As you start mastering the game, you’ll not only acquire ranks and awards, you’ll also accumulate Requisition Points. These can be used to purchase and strategically deploy various turrets, supply/health depots, tanks, and heavy armor mechs. These deployables allow you and your team to control the battlefield, creating a safe haven for future spawning and for protecting important points on the map.
In terms of presentation, Section 8 makes use of the Unreal Engine 3 to great effect. The action is always nicely captured, the cutscenes are crisp, and the textures and particle effects are nicely rendered. While this isn’t the best game you’ve ever seen, it certainly is no slouch either. Sounds don’t fair quite as well. The music is forgettable and the voice acting, though professionally presented, adds almost nothing considering the single-player campaign is more of a tack-on. Also, while the in-game orders over the comm. system are informative, it can get a bit cacophonous. The sound effects on the other hand support the action perfectly.

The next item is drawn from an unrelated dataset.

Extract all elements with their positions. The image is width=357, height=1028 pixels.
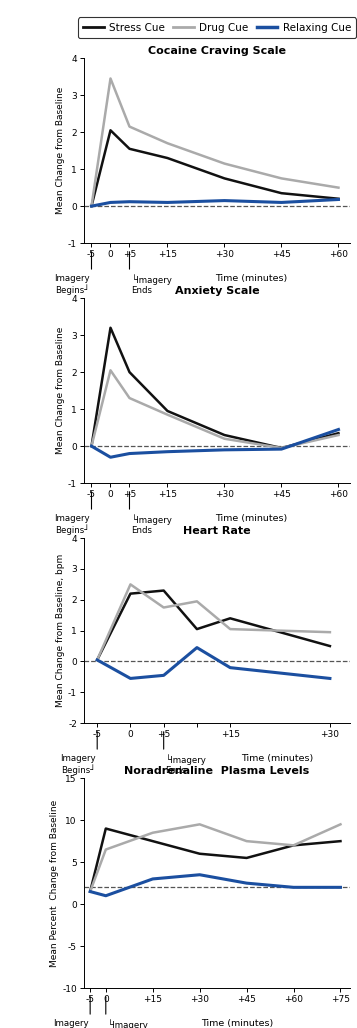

Controls are very familiar to those found in nearly every other FPS out there. However, there are a few abilities that mix things up. For example, your power suit comes equipped with a jet pack to boost you around the battlefield. You can also go into a hyper-sprint if the sprint button is held down for a time. Also, you can even lock-on to targets while zooming. All of these heightened powers are limited – you can only use them as long as their energy meters last. The inclusion of these abilities help to differentiate the title from other FPS and emphasize the fact you’re suited up, but they certainly aren’t revolutionary.
Section 8 also includes an Instant Action mode from the main menu, but it essentially just allows you to play in bot matches. As such, it’s rather inconsequential when compared with the true multiplayer and even single-player experience for that matter. When all is said and done, Section 8 is a quality multiplayer experience a lot of players will get into. Unfortunately, the other aspects of the game, while fine in their own right, don’t manage to add much to the formula. As such, this is a game that probably could have been released via the XBLA or Steam for $15 or $20 and would have been a veritable masterpiece. Since it’s a full priced title, you may want to download the demo first and buy later.
RATING OUT OF 5 RATING DESCRIPTION 4.2 Graphics
The game utilizes the Unreal Engine 3 and it shows. 4.2 Control
The standard FPS controls are shaken up slightly by a few clever, if not amazing, game-specific abilities. 3.3 Music / Sound FX / Voice Acting
The music and voice work are passable. The sound effects are the highlight. 3.5 Play Value
This game is almost strictly a multiplayer experience. As such, you’re not getting a whole lot of value for your money. That said, the competitive online play will be worth the price of admission for many. 3.7 Overall Rating – Good
Not an average. See Rating legend above for a final score breakdown.